First thing which is pretty obvious that if we sum up all elements of G we should always get n if not then the ans is “impossible”. First thing we can do is we can find an scrambled version of B which is sorted (storing it in multiset) so for the above example it’s 001122. We can also create B based on A (excluding -1s) so for above example we get 2 0 2 0 0 1. Now what we can do is we traverse from end to start in our B array which we created from given A and for every element we try to find it in our scrambled B which we created from G. If we take lower bound and the value matched is lesser means that element isn’t right so we push back that index to our answer.

Finally we traverse our ans list in reverse in order to get the lexiographic smallest answer and we get our answer. Other impossible scenerios can be if the elements in Gs becomes empty then to avoid runtime error print “impossible” and also if we didn’t find answers corresponding to every -1s present that means our G array is contradictory with our A array.

This problem isn’t difficult I found it’s implementation a little difficult. Here’s my solution: https://www.codechef.com/viewsolution/28556394

12 Likes

i didn’t quite understand the PROBLEM 4: EVIPRO, can you explain it in detail.
Thank you

Sure. First I looked at the constraints of the question with that it wants us to do it in linear time so I started studying how the answer varies, what’s the relation going on.
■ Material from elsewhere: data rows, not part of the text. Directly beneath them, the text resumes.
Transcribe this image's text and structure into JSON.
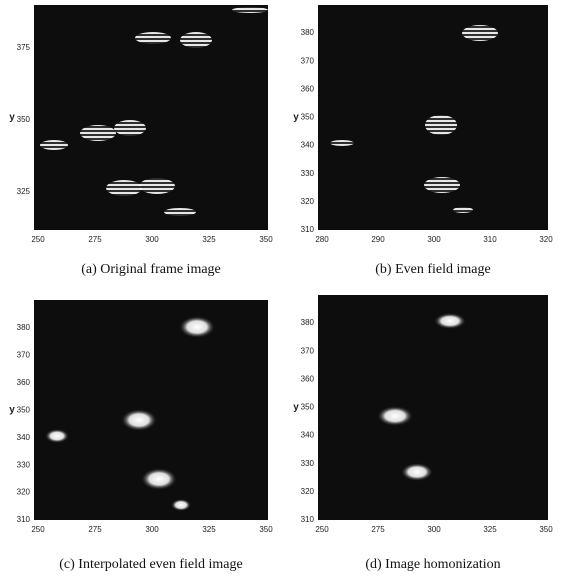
{
  "panels": [
    {
      "caption": "(a) Original frame image",
      "y_label": "y",
      "yticks": [
        "375",
        "350",
        "325"
      ],
      "xticks": [
        "250",
        "275",
        "300",
        "325",
        "350"
      ]
    },
    {
      "caption": "(b) Even field image",
      "y_label": "y",
      "yticks": [
        "380",
        "370",
        "360",
        "350",
        "340",
        "330",
        "320",
        "310"
      ],
      "xticks": [
        "280",
        "290",
        "300",
        "310",
        "320"
      ]
    },
    {
      "caption": "(c) Interpolated even field image",
      "y_label": "y",
      "yticks": [
        "380",
        "370",
        "360",
        "350",
        "340",
        "330",
        "320",
        "310"
      ],
      "xticks": [
        "250",
        "275",
        "300",
        "325",
        "350"
      ]
    },
    {
      "caption": "(d) Image homonization",
      "y_label": "y",
      "yticks": [
        "380",
        "370",
        "360",
        "350",
        "340",
        "330",
        "320",
        "310"
      ],
      "xticks": [
        "250",
        "275",
        "300",
        "325",
        "350"
      ]
    }
  ]
}
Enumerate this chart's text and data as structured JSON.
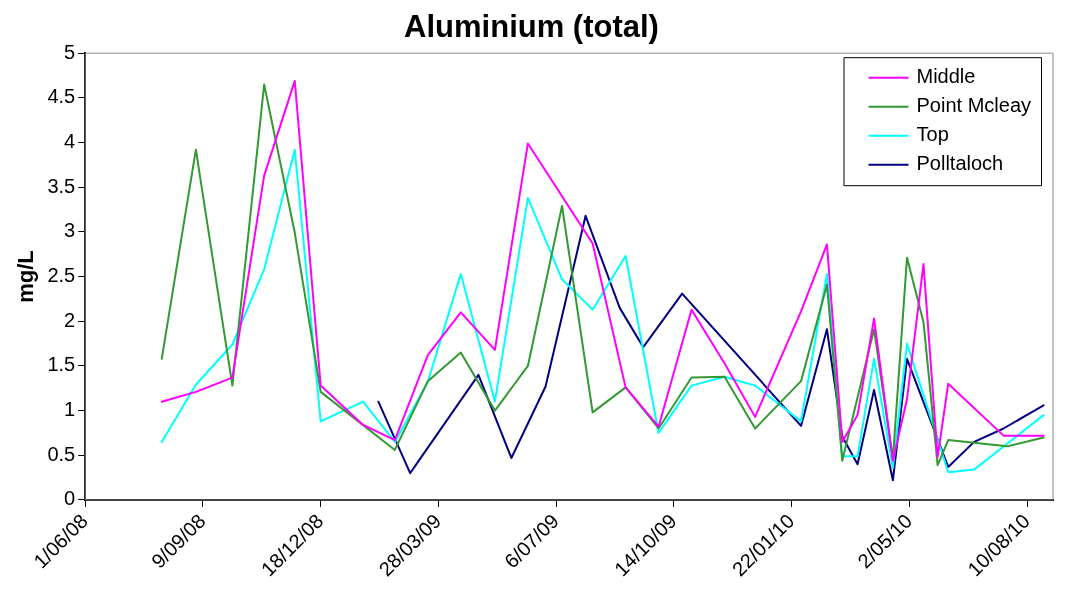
{
  "chart_data": {
    "type": "line",
    "title": "Aluminium (total)",
    "ylabel": "mg/L",
    "xlim": [
      "2008-06-01",
      "2010-09-01"
    ],
    "xticks": [
      {
        "value": "2008-06-01",
        "label": "1/06/08"
      },
      {
        "value": "2008-09-09",
        "label": "9/09/08"
      },
      {
        "value": "2008-12-18",
        "label": "18/12/08"
      },
      {
        "value": "2009-03-28",
        "label": "28/03/09"
      },
      {
        "value": "2009-07-06",
        "label": "6/07/09"
      },
      {
        "value": "2009-10-14",
        "label": "14/10/09"
      },
      {
        "value": "2010-01-22",
        "label": "22/01/10"
      },
      {
        "value": "2010-05-02",
        "label": "2/05/10"
      },
      {
        "value": "2010-08-10",
        "label": "10/08/10"
      }
    ],
    "ylim": [
      0,
      5
    ],
    "yticks": [
      0,
      0.5,
      1,
      1.5,
      2,
      2.5,
      3,
      3.5,
      4,
      4.5,
      5
    ],
    "grid": false,
    "legend": "top right",
    "series": [
      {
        "name": "Middle",
        "color": "#ff00ff",
        "x": [
          "2008-08-05",
          "2008-09-03",
          "2008-10-04",
          "2008-10-31",
          "2008-11-26",
          "2008-12-18",
          "2009-01-23",
          "2009-02-19",
          "2009-03-19",
          "2009-04-16",
          "2009-05-15",
          "2009-06-12",
          "2009-08-06",
          "2009-09-03",
          "2009-10-01",
          "2009-10-29",
          "2009-11-26",
          "2009-12-22",
          "2010-01-30",
          "2010-02-21",
          "2010-03-06",
          "2010-03-19",
          "2010-04-02",
          "2010-04-18",
          "2010-04-30",
          "2010-05-14",
          "2010-05-26",
          "2010-06-04",
          "2010-07-21",
          "2010-08-24"
        ],
        "values": [
          1.1,
          1.21,
          1.37,
          3.63,
          4.69,
          1.28,
          0.84,
          0.67,
          1.62,
          2.1,
          1.68,
          3.99,
          2.87,
          1.26,
          0.82,
          2.13,
          1.53,
          0.93,
          2.11,
          2.86,
          0.65,
          0.95,
          2.03,
          0.44,
          1.13,
          2.64,
          0.48,
          1.3,
          0.72,
          0.72
        ]
      },
      {
        "name": "Point Mcleay",
        "color": "#339933",
        "x": [
          "2008-08-05",
          "2008-09-03",
          "2008-10-04",
          "2008-10-31",
          "2008-11-26",
          "2008-12-18",
          "2009-02-19",
          "2009-03-19",
          "2009-04-16",
          "2009-05-15",
          "2009-06-12",
          "2009-07-11",
          "2009-08-06",
          "2009-09-03",
          "2009-10-01",
          "2009-10-29",
          "2009-11-26",
          "2009-12-22",
          "2010-01-30",
          "2010-02-21",
          "2010-03-06",
          "2010-04-02",
          "2010-04-18",
          "2010-04-30",
          "2010-05-14",
          "2010-05-26",
          "2010-06-04",
          "2010-07-24",
          "2010-08-24"
        ],
        "values": [
          1.58,
          3.92,
          1.28,
          4.65,
          2.99,
          1.21,
          0.56,
          1.33,
          1.65,
          1.0,
          1.5,
          3.29,
          0.98,
          1.26,
          0.8,
          1.37,
          1.38,
          0.8,
          1.33,
          2.41,
          0.44,
          1.91,
          0.46,
          2.71,
          1.99,
          0.39,
          0.67,
          0.6,
          0.7
        ]
      },
      {
        "name": "Top",
        "color": "#00ffff",
        "x": [
          "2008-08-05",
          "2008-09-03",
          "2008-10-04",
          "2008-10-31",
          "2008-11-26",
          "2008-12-18",
          "2009-01-23",
          "2009-02-19",
          "2009-03-19",
          "2009-04-16",
          "2009-05-15",
          "2009-06-12",
          "2009-07-11",
          "2009-08-06",
          "2009-09-03",
          "2009-10-01",
          "2009-10-29",
          "2009-11-26",
          "2009-12-22",
          "2010-01-30",
          "2010-02-21",
          "2010-03-06",
          "2010-03-19",
          "2010-04-02",
          "2010-04-18",
          "2010-04-30",
          "2010-06-04",
          "2010-06-26",
          "2010-08-24"
        ],
        "values": [
          0.65,
          1.29,
          1.74,
          2.58,
          3.92,
          0.88,
          1.1,
          0.65,
          1.32,
          2.53,
          1.1,
          3.38,
          2.47,
          2.13,
          2.73,
          0.75,
          1.28,
          1.38,
          1.28,
          0.88,
          2.53,
          0.49,
          0.49,
          1.58,
          0.36,
          1.75,
          0.31,
          0.34,
          0.95
        ]
      },
      {
        "name": "Polltaloch",
        "color": "#000080",
        "x": [
          "2009-02-05",
          "2009-03-04",
          "2009-05-01",
          "2009-05-29",
          "2009-06-27",
          "2009-07-31",
          "2009-08-29",
          "2009-09-18",
          "2009-10-21",
          "2010-01-30",
          "2010-02-21",
          "2010-03-06",
          "2010-03-19",
          "2010-04-02",
          "2010-04-18",
          "2010-04-30",
          "2010-06-04",
          "2010-06-26",
          "2010-07-21",
          "2010-08-24"
        ],
        "values": [
          1.1,
          0.3,
          1.4,
          0.47,
          1.27,
          3.18,
          2.15,
          1.71,
          2.31,
          0.83,
          1.91,
          0.71,
          0.4,
          1.23,
          0.22,
          1.58,
          0.37,
          0.65,
          0.8,
          1.06
        ]
      }
    ]
  }
}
I took one example:

case 1: 0010
Here are all possible u we can have for all [L,R]
1010 - 0   A
1110 - 2   B
1100 - 2   C
1101 - 1   D
0110 - 1   E
0100 - 1   F
0101 - 0   G
0000 - 3   H
0001 - 2   I
0011 - 2   J
= 14

If some range gets flipped then we know remaining portion which is not in the range will remain un effected and since we want to find out just duplicates so both ‘00’ ‘11’ are considered so if there’s some duplicate value then it will remain duplicate if it’s either flipped completely so eg: ‘0010101’ -> ‘0010101’ -> 1110101 in this L = 1 R = 2 is getting flipped so anything within the range is flipped so if there’s a complete match ‘00’ ‘11’ it still remains a match and if there’s a partial match ‘01’ ‘10’ it will remain unmatched. Partial matches can be fixed only with a partial overlap means for the same above example ‘0010101’ -> 1110101 for second and third it was previously 01 and now it become 11 due to partial overlap.

So now for every consecutive pair of 00 or 11 we need to find all the complete overlaps possible because that many times a duplicate will remain present and for every non consecutive pair of 01 or 10 we need to find all the partial overlaps possible because that will make it consecutive after flip. Now the problem reduces to finding how many complete and partial overlaps are there.

Try reading above again I think I explained this part well in it let me know if it’s still unclear

Consider adding tag “ltime79” maybe

1 Like

pretty weak test cases for STUPMACH…

For test case:
7
2 5 3 1 5 3 2